To do this requires the usage four separate technologies across multiple spectrum bands. SoftBank is a WCDMA carrier, but Sprint (like KDDI) is a CDMA-2000 carrier. While in Japan, the iPhone 6 would use SoftBank's WCDMA (1), FDD-LTE (2), and TD-LTE (3) networks. While in the US, it will use Sprint's CDMA-2000 (4) network, and (eventually), also their TD-LTE network. While some earlier iPhone models are technically compatible with Sprint, these will be excluded (presumably) because they are locked to the technology of the activation carrier. That is, an iPhone 5 activated on a WCDMA carrier can only ever be used with other WCDMA carriers. I guess that could be patched, but then that would remove the inducement to buy a new phone.

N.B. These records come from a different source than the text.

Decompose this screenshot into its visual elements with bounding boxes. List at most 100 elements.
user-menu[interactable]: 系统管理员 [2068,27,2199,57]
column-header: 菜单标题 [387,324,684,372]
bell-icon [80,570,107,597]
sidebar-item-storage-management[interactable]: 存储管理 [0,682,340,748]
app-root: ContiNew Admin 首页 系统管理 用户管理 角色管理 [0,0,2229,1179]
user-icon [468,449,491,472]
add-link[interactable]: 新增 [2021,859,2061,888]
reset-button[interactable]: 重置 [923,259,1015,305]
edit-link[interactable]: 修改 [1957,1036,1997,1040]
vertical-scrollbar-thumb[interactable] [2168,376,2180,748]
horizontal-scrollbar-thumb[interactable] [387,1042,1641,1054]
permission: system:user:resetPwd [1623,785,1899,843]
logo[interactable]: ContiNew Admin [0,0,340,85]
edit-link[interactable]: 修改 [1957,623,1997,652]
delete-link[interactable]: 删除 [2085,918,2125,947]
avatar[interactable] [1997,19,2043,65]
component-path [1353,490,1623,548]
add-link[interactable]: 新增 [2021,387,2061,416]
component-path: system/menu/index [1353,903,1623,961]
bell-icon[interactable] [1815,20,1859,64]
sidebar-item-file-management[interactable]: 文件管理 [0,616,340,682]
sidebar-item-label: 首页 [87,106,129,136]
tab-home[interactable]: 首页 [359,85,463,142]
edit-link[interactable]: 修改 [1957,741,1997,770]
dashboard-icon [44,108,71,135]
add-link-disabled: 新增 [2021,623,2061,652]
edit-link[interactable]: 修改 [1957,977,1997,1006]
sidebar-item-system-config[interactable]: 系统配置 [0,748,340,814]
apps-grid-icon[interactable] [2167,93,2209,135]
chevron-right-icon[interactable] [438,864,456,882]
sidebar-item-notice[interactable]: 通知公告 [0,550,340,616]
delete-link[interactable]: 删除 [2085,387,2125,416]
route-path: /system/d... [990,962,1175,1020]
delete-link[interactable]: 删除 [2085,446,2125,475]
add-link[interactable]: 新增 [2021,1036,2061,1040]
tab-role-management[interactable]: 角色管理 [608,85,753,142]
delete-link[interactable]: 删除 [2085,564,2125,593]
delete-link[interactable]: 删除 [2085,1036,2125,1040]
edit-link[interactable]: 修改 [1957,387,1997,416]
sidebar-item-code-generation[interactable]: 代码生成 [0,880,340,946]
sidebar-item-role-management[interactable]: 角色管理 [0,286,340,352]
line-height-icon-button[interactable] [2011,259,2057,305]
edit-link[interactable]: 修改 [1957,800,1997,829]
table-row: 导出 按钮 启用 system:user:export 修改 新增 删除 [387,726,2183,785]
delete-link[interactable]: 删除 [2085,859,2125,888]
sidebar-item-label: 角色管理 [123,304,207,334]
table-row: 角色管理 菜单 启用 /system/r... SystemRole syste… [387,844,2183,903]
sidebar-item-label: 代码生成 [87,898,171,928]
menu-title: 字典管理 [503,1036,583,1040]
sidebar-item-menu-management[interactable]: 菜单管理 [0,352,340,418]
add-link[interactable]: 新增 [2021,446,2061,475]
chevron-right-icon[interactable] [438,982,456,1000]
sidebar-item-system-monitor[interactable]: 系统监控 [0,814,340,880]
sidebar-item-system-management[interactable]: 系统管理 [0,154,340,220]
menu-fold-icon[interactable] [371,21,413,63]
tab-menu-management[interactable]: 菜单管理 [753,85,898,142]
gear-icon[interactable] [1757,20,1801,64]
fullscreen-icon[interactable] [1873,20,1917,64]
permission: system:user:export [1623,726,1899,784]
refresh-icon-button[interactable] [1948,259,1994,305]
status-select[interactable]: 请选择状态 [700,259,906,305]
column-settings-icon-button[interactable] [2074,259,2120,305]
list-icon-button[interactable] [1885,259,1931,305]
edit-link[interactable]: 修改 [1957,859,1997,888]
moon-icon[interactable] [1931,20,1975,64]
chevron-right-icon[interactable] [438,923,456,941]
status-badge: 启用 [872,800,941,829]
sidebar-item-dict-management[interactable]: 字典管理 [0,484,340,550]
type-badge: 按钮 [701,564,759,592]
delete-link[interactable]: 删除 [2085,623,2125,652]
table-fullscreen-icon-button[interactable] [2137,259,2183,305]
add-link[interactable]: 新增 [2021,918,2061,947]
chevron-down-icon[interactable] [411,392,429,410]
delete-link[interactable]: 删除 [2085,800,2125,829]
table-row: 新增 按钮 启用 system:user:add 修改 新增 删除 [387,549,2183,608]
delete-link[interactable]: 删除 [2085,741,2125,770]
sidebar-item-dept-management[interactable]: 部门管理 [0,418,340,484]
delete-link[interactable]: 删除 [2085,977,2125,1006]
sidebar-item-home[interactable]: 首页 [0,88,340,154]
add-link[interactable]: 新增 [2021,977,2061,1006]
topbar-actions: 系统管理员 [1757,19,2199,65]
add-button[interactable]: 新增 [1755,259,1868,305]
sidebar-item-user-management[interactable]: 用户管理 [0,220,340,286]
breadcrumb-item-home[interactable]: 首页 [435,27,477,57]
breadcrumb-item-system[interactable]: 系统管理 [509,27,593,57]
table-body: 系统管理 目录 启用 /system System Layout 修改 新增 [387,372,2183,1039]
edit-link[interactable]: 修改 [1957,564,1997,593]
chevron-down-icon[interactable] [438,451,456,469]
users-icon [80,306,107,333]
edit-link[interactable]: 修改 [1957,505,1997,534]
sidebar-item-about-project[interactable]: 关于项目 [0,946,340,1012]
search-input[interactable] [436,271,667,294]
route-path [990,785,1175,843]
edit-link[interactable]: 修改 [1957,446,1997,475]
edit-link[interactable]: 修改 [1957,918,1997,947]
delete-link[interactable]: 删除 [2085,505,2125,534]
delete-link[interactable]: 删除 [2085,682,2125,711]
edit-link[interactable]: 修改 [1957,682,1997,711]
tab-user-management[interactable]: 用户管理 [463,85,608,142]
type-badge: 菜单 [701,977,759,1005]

There are currently no other phones except for the iPhone 6 that support this combination of bands and technologies. SoftBank is considering releasing an Android phone that would also be compatible. An unlocked iPhone 6 will be ineligible for the all-you-can-america plan. It is also possible to expand usage to FDD-LTE bands 25 and 26 that Sprint is building out.

Coincidence or Planning?

The TD-LTE network that will provide the 4G data connection in the US was originally built out by Clearwire. Sprint at one point owned just over a 50% stake in Clearwire before scaling back to just under 50% in around 2011. Then after SoftBank CEO Son took control of Sprint and injected lots of cash, Sprint bought all the remaining Clearwire shares, obtaining a lot of spectrum and, by chance, a TD-LTE network, using the exact same frequency band (TD-LTE band 41, 2500 MHz) as SoftBank.

Makes me wonder how much that network figured into the decision.